Since you’ll have to repeat so many fights, the new boss battles become the rare oases in a desert of poor gameplay. After each successful boss fight, you’ll earn a new, sexy outfit for Serenity, which would be a great bonus if you were allowed to wear them for free. Only one extra outfit is free, and Square Enix made the greedy choice to require a $3.99 in-app purchase for each of the new outfits you unlock. They call this “signing a demon pact”, so you won’t even realize you’re about to be charged until after you hit the “sign pact” button. At the very least, they should make the purchase price clear inside the game, but really, each of these outfits should be a free bonus for progressing through this $6.99 game.

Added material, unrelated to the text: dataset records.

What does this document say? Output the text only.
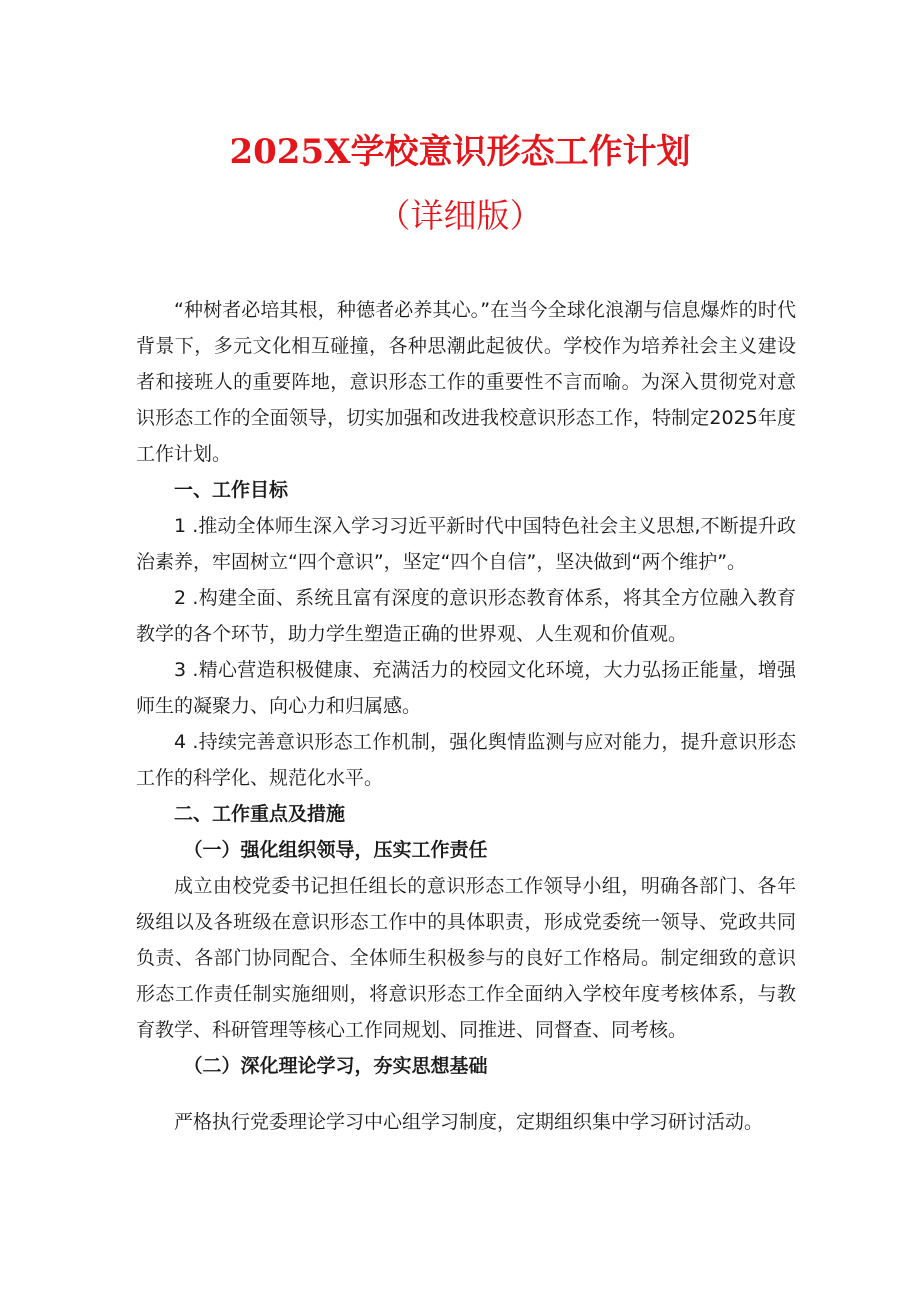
2025X学校意识形态工作计划
（详细版）

“种树者必培其根，种德者必养其心。”在当今全球化浪潮与信息爆炸的时代背景下，多元文化相互碰撞，各种思潮此起彼伏。学校作为培养社会主义建设者和接班人的重要阵地，意识形态工作的重要性不言而喻。为深入贯彻党对意识形态工作的全面领导，切实加强和改进我校意识形态工作，特制定2025年度工作计划。

一、工作目标

1 .推动全体师生深入学习习近平新时代中国特色社会主义思想,不断提升政治素养，牢固树立“四个意识”，坚定“四个自信”，坚决做到“两个维护”。

2 .构建全面、系统且富有深度的意识形态教育体系，将其全方位融入教育教学的各个环节，助力学生塑造正确的世界观、人生观和价值观。

3 .精心营造积极健康、充满活力的校园文化环境，大力弘扬正能量，增强师生的凝聚力、向心力和归属感。

4 .持续完善意识形态工作机制，强化舆情监测与应对能力，提升意识形态工作的科学化、规范化水平。

二、工作重点及措施

（一）强化组织领导，压实工作责任

成立由校党委书记担任组长的意识形态工作领导小组，明确各部门、各年级组以及各班级在意识形态工作中的具体职责，形成党委统一领导、党政共同负责、各部门协同配合、全体师生积极参与的良好工作格局。制定细致的意识形态工作责任制实施细则，将意识形态工作全面纳入学校年度考核体系，与教育教学、科研管理等核心工作同规划、同推进、同督查、同考核。

（二）深化理论学习，夯实思想基础

严格执行党委理论学习中心组学习制度，定期组织集中学习研讨活动。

Unlocking outfits isn’t just aesthetic– they’ll also change the background music for the first part of each level, which is essential for keeping the gameplay varied. One disturbing effect of the new outfits is that they change Serenity’s voice to that of the demons, so you might end up playing as an alluring female form with a rough male voice emanating from it.
The high-priced in-app purchases, deliberately repetitive gameplay, and awful decision to make players repeat most of the game mar this otherwise promising game. The graphics are gorgeous, and the music, while often generic, is varied during the boss fights. The storyline is actually fun, and the characters are unique, but it’s not really worth suffering through the same few fights just to see what happens next. Square Enix could still fix Demons’ Score by making the outfits free and letting players start the full game on normal or hard mode. We’d encourage them to make some changes, because in its current state, Demons’ Score is a repetitive and uneven cacophony.